We can write the relationship of the periodograms as a multiplicative model:

\[ I_n(\omega_j) = 2\pi f(\omega_j) e_j + R_j \quad \text{for } j \in T \setminus \{0\} \]

Where \(\{e_j\}\) are independent \(Exp(1)\) random variables, and \(\{R_j\}\) are higher-order negligible terms. Taking the natural logarithm on both sides transforms it into a standard additive nonparametric regression model:

\[ \log\left(\frac{l_n(\omega_j)}{2\pi}\right) = \log(f(\omega_j)) + \log(e_j) \]

Knowing the properties of the logarithm of an exponential distribution: \(E(\log(e_j)) = -0.57721\) (Euler's constant) and \(Var(\log(e_j)) = \pi^2/6\). By centering, let:

\(\eta_j = \log(e_j) + 0.57721\) (zero-mean, i.i.d. error terms with variance \(\pi^2/6\))
\(W_j = \log\left(\frac{l_n(\omega_j)}{2\pi}\right) + 0.57721\) (the new response variable)
\(m(\omega) = \log(f(\omega))\) (the unknown target smoothing function)

Thus, we obtain a fixed-design nonparametric regression model:

\[ W_j = m(\omega_j) + \eta_j, \quad j \in T \setminus \{0\} \]

6.2 Nadaraya-Watson (NW) Kernel Estimator

Now our goal is to estimate \(m(0) = \log(f(0))\) through kernel smoothing. Given a kernel function \(K(\cdot)\) and a smoothing bandwidth \(b\), the NW estimator for \(m(\omega)\) is defined as:

\[ \hat{m}_b(\omega) = \frac{\sum_{j \in T} K\left(\frac{\omega - \omega_j}{b}\right) W_j}{\sum_{j \in T} K\left(\frac{\omega - \omega_j}{b}\right)} \]

Where the bandwidth must satisfy the asymptotic conditions: as \(n \rightarrow \infty\), \(b \rightarrow 0\) and \(nb \rightarrow \infty\).

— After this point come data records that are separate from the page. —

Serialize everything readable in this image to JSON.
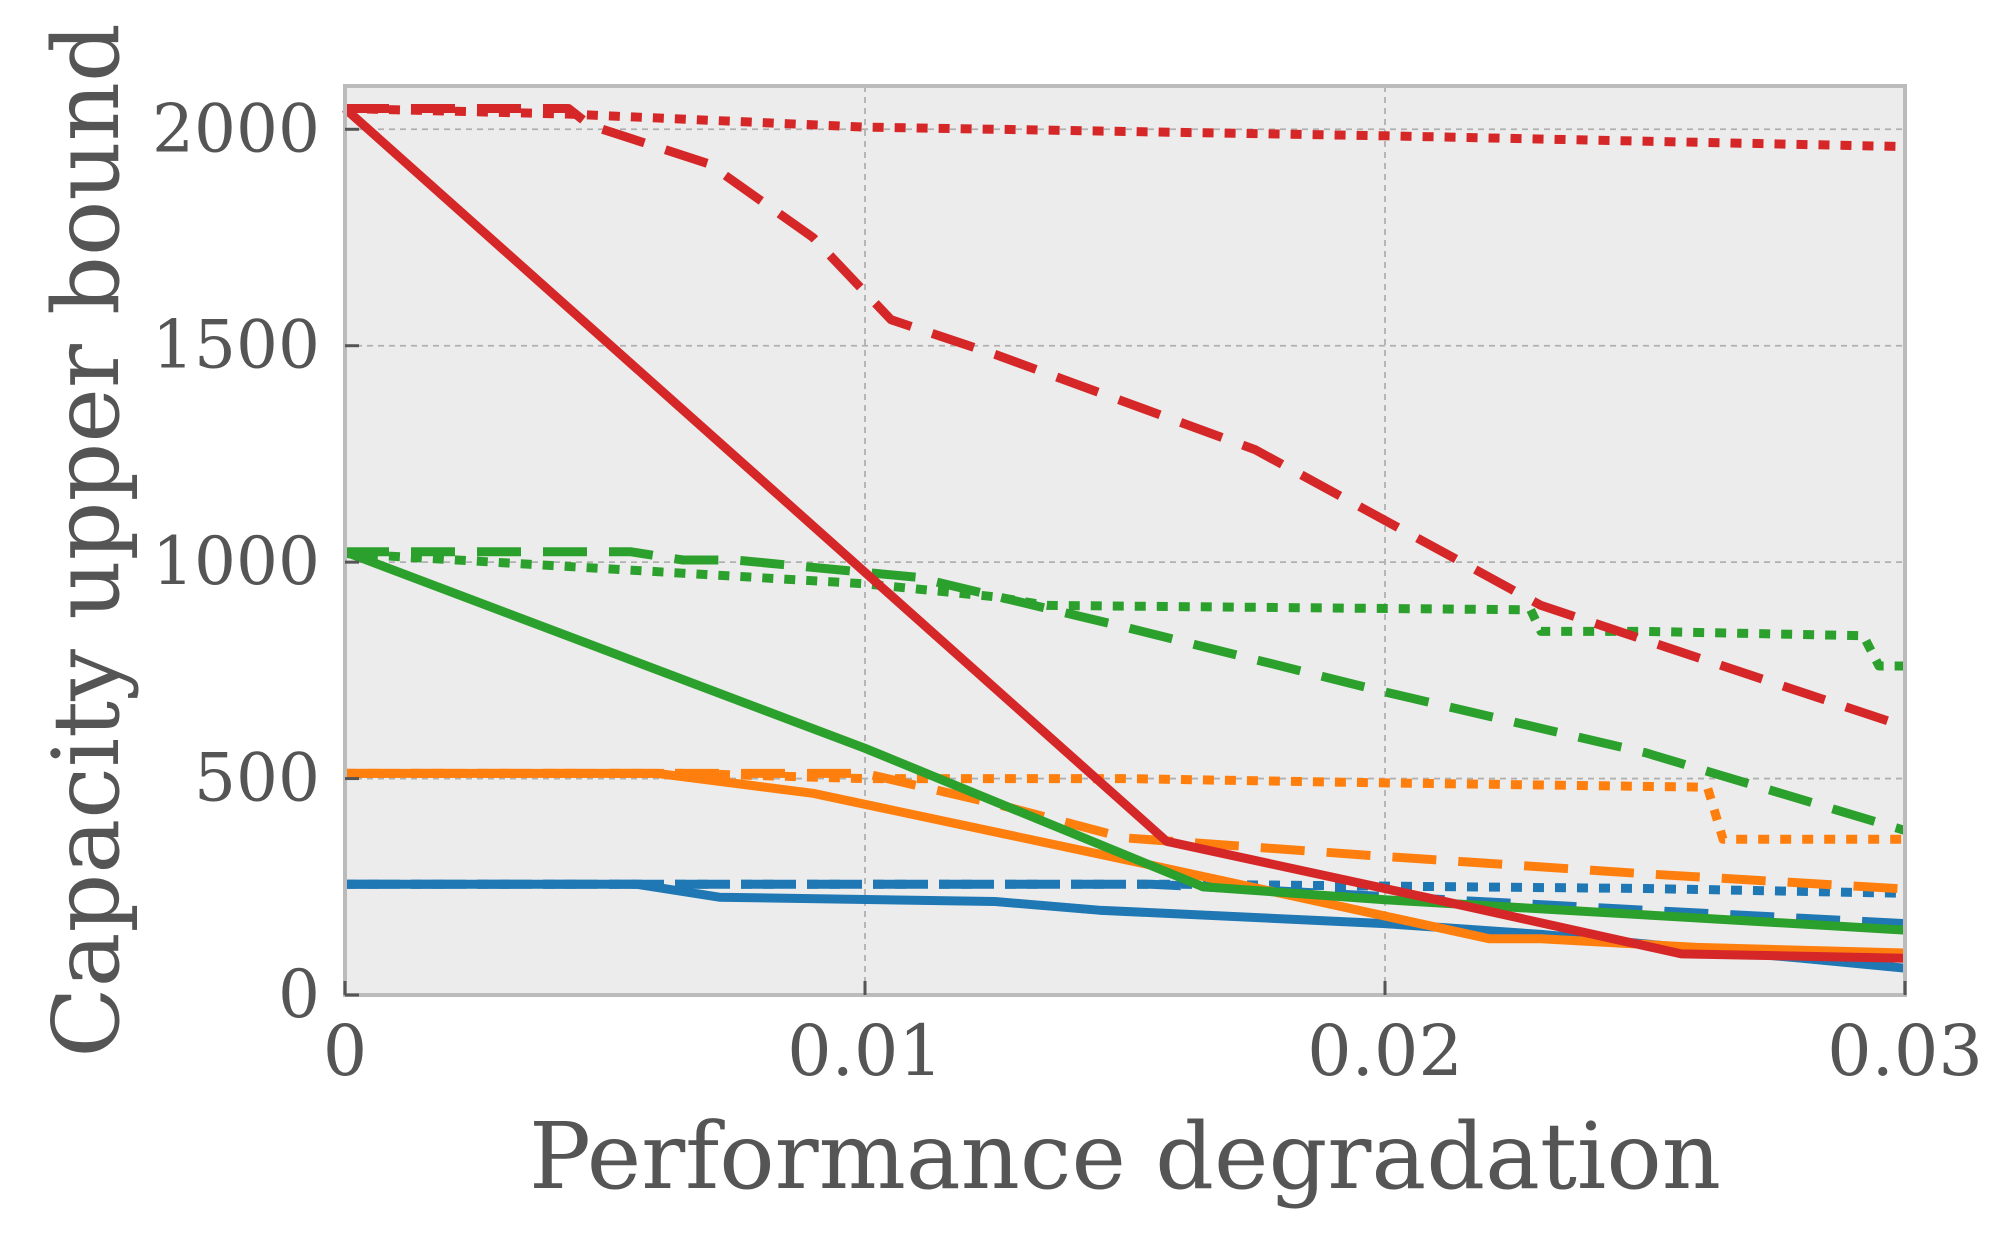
{
  "chart_data": {
    "type": "line",
    "title": "",
    "xlabel": "Performance degradation",
    "ylabel": "Capacity upper bound",
    "xlim": [
      0,
      0.03
    ],
    "ylim": [
      0,
      2100
    ],
    "xticks": [
      0,
      0.01,
      0.02,
      0.03
    ],
    "xtick_labels": [
      "0",
      "0.01",
      "0.02",
      "0.03"
    ],
    "yticks": [
      0,
      500,
      1000,
      1500,
      2000
    ],
    "ytick_labels": [
      "0",
      "500",
      "1000",
      "1500",
      "2000"
    ],
    "grid": true,
    "background": "#ececec",
    "series": [
      {
        "name": "blue-solid",
        "color": "#1f77b4",
        "style": "solid",
        "x": [
          0,
          0.0056,
          0.0072,
          0.0125,
          0.0145,
          0.02,
          0.023,
          0.028,
          0.03
        ],
        "y": [
          256,
          256,
          226,
          216,
          196,
          165,
          140,
          85,
          62
        ]
      },
      {
        "name": "blue-dashed",
        "color": "#1f77b4",
        "style": "dashed",
        "x": [
          0,
          0.0065,
          0.0075,
          0.0155,
          0.025,
          0.03
        ],
        "y": [
          256,
          256,
          256,
          256,
          196,
          165
        ]
      },
      {
        "name": "blue-dotted",
        "color": "#1f77b4",
        "style": "dotted",
        "x": [
          0,
          0.0065,
          0.016,
          0.025,
          0.03
        ],
        "y": [
          256,
          256,
          256,
          246,
          235
        ]
      },
      {
        "name": "orange-solid",
        "color": "#ff7f0e",
        "style": "solid",
        "x": [
          0,
          0.006,
          0.009,
          0.0155,
          0.022,
          0.023,
          0.026,
          0.03
        ],
        "y": [
          512,
          512,
          466,
          300,
          130,
          130,
          110,
          97
        ]
      },
      {
        "name": "orange-dashed",
        "color": "#ff7f0e",
        "style": "dashed",
        "x": [
          0,
          0.0065,
          0.01,
          0.0125,
          0.015,
          0.02,
          0.025,
          0.03
        ],
        "y": [
          512,
          512,
          512,
          442,
          363,
          320,
          280,
          245
        ]
      },
      {
        "name": "orange-dotted",
        "color": "#ff7f0e",
        "style": "dotted",
        "x": [
          0,
          0.0065,
          0.01,
          0.015,
          0.02,
          0.0262,
          0.0265,
          0.03
        ],
        "y": [
          512,
          512,
          500,
          500,
          490,
          480,
          360,
          360
        ]
      },
      {
        "name": "green-solid",
        "color": "#2ca02c",
        "style": "solid",
        "x": [
          0,
          0.01,
          0.0165,
          0.02,
          0.025,
          0.03
        ],
        "y": [
          1024,
          570,
          250,
          220,
          185,
          150
        ]
      },
      {
        "name": "green-dashed",
        "color": "#2ca02c",
        "style": "dashed",
        "x": [
          0,
          0.0055,
          0.0065,
          0.0075,
          0.011,
          0.015,
          0.02,
          0.025,
          0.03
        ],
        "y": [
          1024,
          1024,
          1005,
          1005,
          965,
          850,
          700,
          560,
          380
        ]
      },
      {
        "name": "green-dotted",
        "color": "#2ca02c",
        "style": "dotted",
        "x": [
          0,
          0.01,
          0.0125,
          0.0135,
          0.0228,
          0.023,
          0.025,
          0.0292,
          0.0295,
          0.03
        ],
        "y": [
          1020,
          950,
          920,
          900,
          890,
          840,
          840,
          830,
          760,
          760
        ]
      },
      {
        "name": "red-solid",
        "color": "#d62728",
        "style": "solid",
        "x": [
          0,
          0.0158,
          0.021,
          0.0257,
          0.03
        ],
        "y": [
          2048,
          355,
          220,
          95,
          85
        ]
      },
      {
        "name": "red-dashed",
        "color": "#d62728",
        "style": "dashed",
        "x": [
          0,
          0.0043,
          0.0047,
          0.007,
          0.009,
          0.0105,
          0.0125,
          0.0175,
          0.023,
          0.03
        ],
        "y": [
          2048,
          2048,
          2010,
          1920,
          1750,
          1560,
          1480,
          1260,
          900,
          620
        ]
      },
      {
        "name": "red-dotted",
        "color": "#d62728",
        "style": "dotted",
        "x": [
          0,
          0.0043,
          0.01,
          0.02,
          0.03
        ],
        "y": [
          2048,
          2035,
          2005,
          1985,
          1960
        ]
      }
    ]
  }
}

Finally, through an inverse exponential transformation, we can obtain a consistent estimator for the long-run covariance (the spectral density at zero frequency):

\[ \hat{f}(0) = \exp(\hat{m}_b(0)) \]

With \(\hat{f}(0)\), we successfully acquire the long-run variance \(\sigma^2 = 2\pi \hat{f}(0)\) required for the CLT standardization, thereby closing the loop on the entire asymptotic inference framework for weakly dependent data.